Apreensões de entorpecentes, armamentos ou componentes de armas em contêineres marítimos ou terminais aeroportuários permitirão aos investigadores de ambos os lados identificar e compartilhar dados sobre as táticas crescentemente elaboradas de camuflagem de armas de fogo e drogas.

Raio-X

Segundo Robinson Barreirinhas, secretário da Receita Federal, o emprego de tecnologias avançadas, como o uso de raio-x em contêineres, tem sido crucial para o incremento das apreensões de componentes destinados à montagem de armas.

O secretário informou que, no território brasileiro, a totalidade dos contêineres que deixam o país passa por um processo de escaneamento.

"Considerando a maior facilidade em detectar armas por meio de raio-x, as organizações criminosas transnacionais têm optado por despachar peças avulsas. Essa tática explica o aumento nas apreensões de componentes", explicou o secretário.

O encontro com as autoridades norte-americanas também contou com a presença do diretor-geral da Polícia Federal, Andrei Rodrigues. Ele revelou que mais de 1.100 armas e componentes bélicos foram interceptados nas alfândegas do Brasil ao longo dos últimos 12 meses.

"Adicionalmente, no primeiro trimestre de 2026, foram confiscadas mais de 1.500 toneladas de entorpecentes provenientes dos EUA", complementou. Segundo a Polícia Federal, as substâncias ilícitas apreendidas consistiam predominantemente em drogas sintéticas e haxixe.

Desarma

Um dos pilares do pacto entre Brasil e EUA é a implementação do Programa Desarma, um sistema informatizado da Receita Federal que visa expandir a capacidade de monitoramento internacional de armamentos e materiais de uso restrito.
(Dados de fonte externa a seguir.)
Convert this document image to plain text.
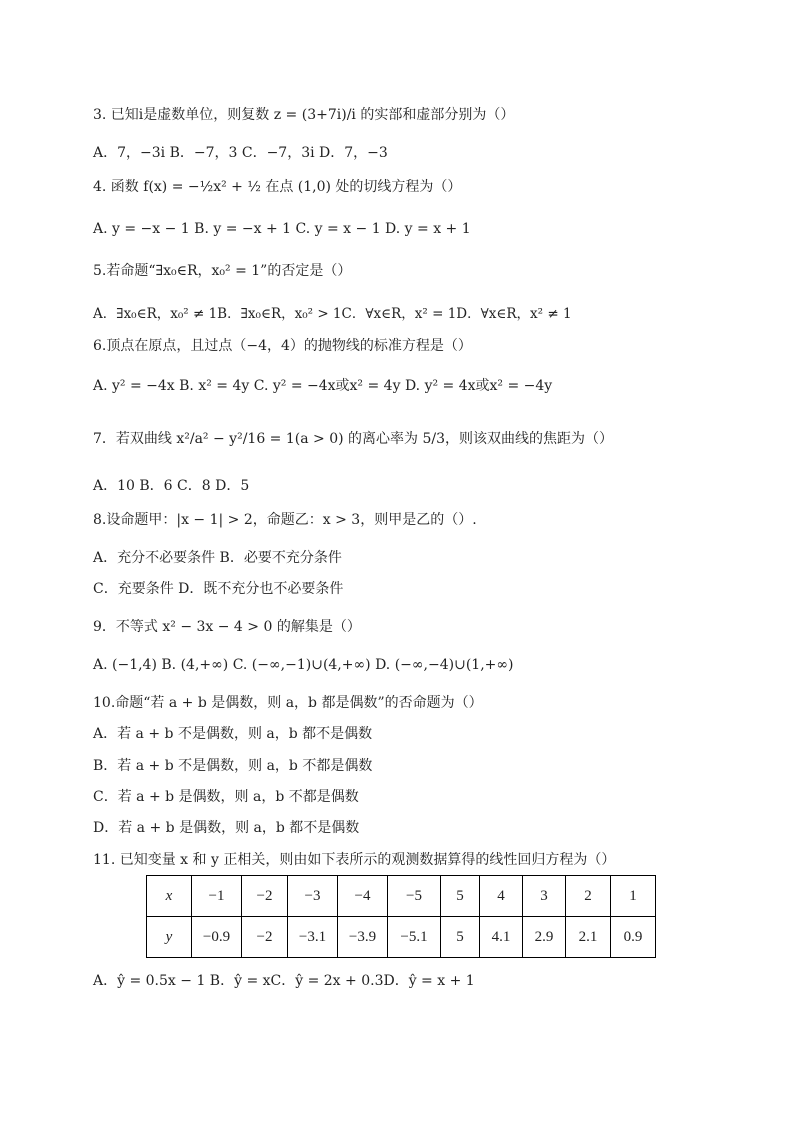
3. 已知i是虚数单位，则复数 z = (3+7i)/i 的实部和虚部分别为（）
A．7，−3i B．−7，3 C．−7，3i D．7，−3
4. 函数 f(x) = −½x² + ½ 在点 (1,0) 处的切线方程为（）
A. y = −x − 1 B. y = −x + 1 C. y = x − 1 D. y = x + 1
5.若命题“∃x₀∈R，x₀² = 1”的否定是（）
A．∃x₀∈R，x₀² ≠ 1B．∃x₀∈R，x₀² > 1C．∀x∈R，x² = 1D．∀x∈R，x² ≠ 1
6.顶点在原点，且过点（−4，4）的抛物线的标准方程是（）
A. y² = −4x B. x² = 4y C. y² = −4x或x² = 4y D. y² = 4x或x² = −4y
7．若双曲线 x²/a² − y²/16 = 1(a > 0) 的离心率为 5/3，则该双曲线的焦距为（）
A．10 B．6 C．8 D．5
8.设命题甲：|x − 1| > 2，命题乙：x > 3，则甲是乙的（）.
A．充分不必要条件 B．必要不充分条件
C．充要条件 D．既不充分也不必要条件
9．不等式 x² − 3x − 4 > 0 的解集是（）
A. (−1,4) B. (4,+∞) C. (−∞,−1)∪(4,+∞) D. (−∞,−4)∪(1,+∞)
10.命题“若 a + b 是偶数，则 a，b 都是偶数”的否命题为（）
A．若 a + b 不是偶数，则 a，b 都不是偶数
B．若 a + b 不是偶数，则 a，b 不都是偶数
C．若 a + b 是偶数，则 a，b 不都是偶数
D．若 a + b 是偶数，则 a，b 都不是偶数
11. 已知变量 x 和 y 正相关，则由如下表所示的观测数据算得的线性回归方程为（）
x	−1	−2	−3	−4	−5	5	4	3	2	1
y	−0.9	−2	−3.1	−3.9	−5.1	5	4.1	2.9	2.1	0.9
A．ŷ = 0.5x − 1 B．ŷ = xC．ŷ = 2x + 0.3D．ŷ = x + 1
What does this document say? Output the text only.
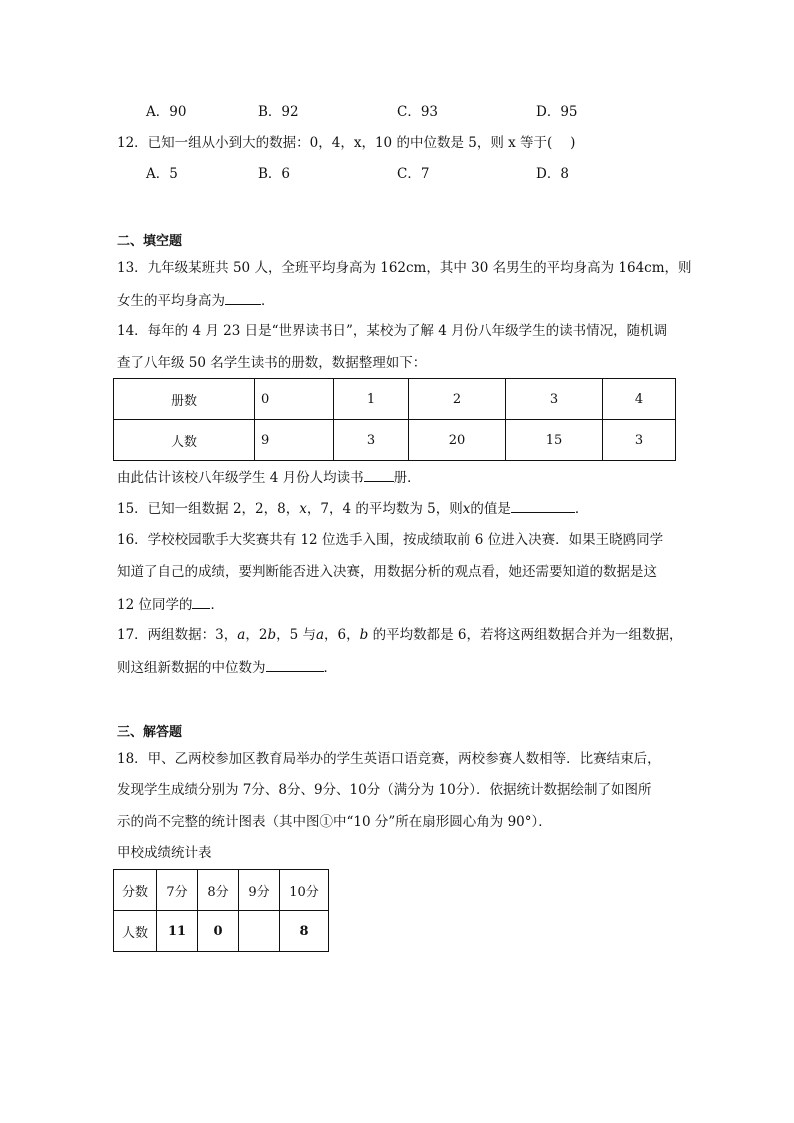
A．90	B．92	C．93	D．95
12．已知一组从小到大的数据：0，4，x，10 的中位数是 5，则 x 等于(　 )
A．5	B．6	C．7	D．8
二、填空题
13．九年级某班共 50 人，全班平均身高为 162cm，其中 30 名男生的平均身高为 164cm，则
女生的平均身高为	．
14．每年的 4 月 23 日是“世界读书日”，某校为了解 4 月份八年级学生的读书情况，随机调
查了八年级 50 名学生读书的册数，数据整理如下：
册数	0	1	2	3	4
人数	9	3	20	15	3
由此估计该校八年级学生 4 月份人均读书 册．
15．已知一组数据 2，2，8，x，7，4 的平均数为 5，则x的值是	．
16．学校校园歌手大奖赛共有 12 位选手入围，按成绩取前 6 位进入决赛．如果王晓鸥同学
知道了自己的成绩，要判断能否进入决赛，用数据分析的观点看，她还需要知道的数据是这
12 位同学的 ．
17．两组数据：3，a，2b，5 与a，6，b 的平均数都是 6，若将这两组数据合并为一组数据，
则这组新数据的中位数为	．
三、解答题
18．甲、乙两校参加区教育局举办的学生英语口语竞赛，两校参赛人数相等．比赛结束后，
发现学生成绩分别为 7分、8分、9分、10分（满分为 10分）．依据统计数据绘制了如图所
示的尚不完整的统计图表（其中图①中“10 分”所在扇形圆心角为 90°）．
甲校成绩统计表
分数	7分	8分	9分	10分
人数	11	0		8
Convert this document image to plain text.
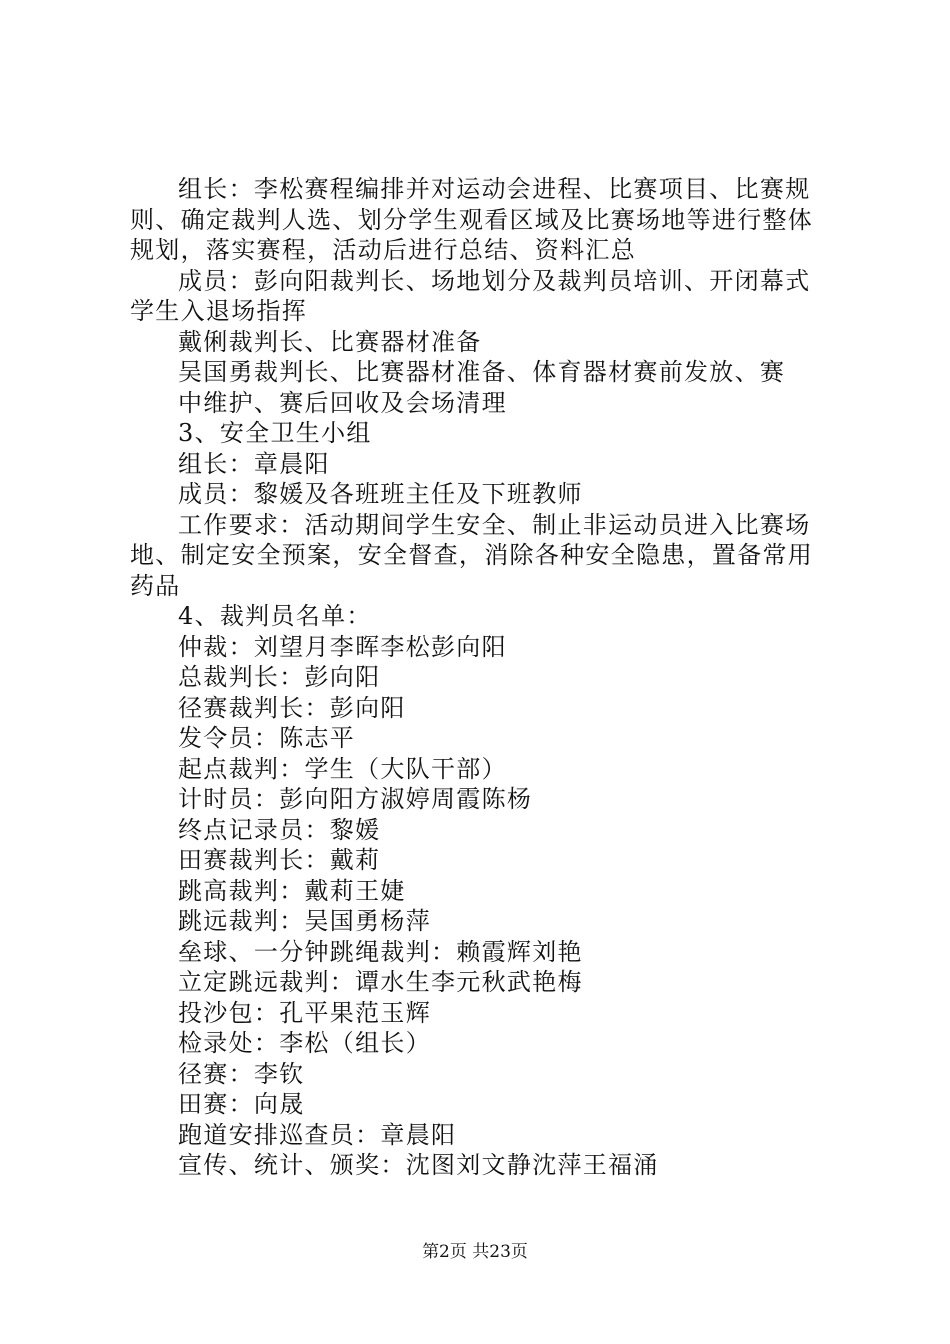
组长：李松赛程编排并对运动会进程、比赛项目、比赛规
则、确定裁判人选、划分学生观看区域及比赛场地等进行整体
规划，落实赛程，活动后进行总结、资料汇总
成员：彭向阳裁判长、场地划分及裁判员培训、开闭幕式
学生入退场指挥
戴俐裁判长、比赛器材准备
吴国勇裁判长、比赛器材准备、体育器材赛前发放、赛
中维护、赛后回收及会场清理
3、安全卫生小组
组长：章晨阳
成员：黎媛及各班班主任及下班教师
工作要求：活动期间学生安全、制止非运动员进入比赛场
地、制定安全预案，安全督查，消除各种安全隐患，置备常用
药品
4、裁判员名单：
仲裁：刘望月李晖李松彭向阳
总裁判长：彭向阳
径赛裁判长：彭向阳
发令员：陈志平
起点裁判：学生（大队干部）
计时员：彭向阳方淑婷周霞陈杨
终点记录员：黎媛
田赛裁判长：戴莉
跳高裁判：戴莉王婕
跳远裁判：吴国勇杨萍
垒球、一分钟跳绳裁判：赖霞辉刘艳
立定跳远裁判：谭水生李元秋武艳梅
投沙包：孔平果范玉辉
检录处：李松（组长）
径赛：李钦
田赛：向晟
跑道安排巡查员：章晨阳
宣传、统计、颁奖：沈图刘文静沈萍王福涌
第2页 共23页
Quando as alfândegas brasileiras detectam produtos de origem americana ligados a armamentos, munições, peças, componentes, explosivos e outros itens sensíveis (e vice-versa), esta ferramenta procede ao registro e organização de "dados estratégicos das apreensões".

Os dados coletados incluem detalhes como o tipo de material, a origem declarada, informações logísticas da carga e quaisquer identificadores ou números de série. Esses elementos são cruciais para rastrear a procedência dos produtos e mapear as redes ilegais de comércio internacional de armas.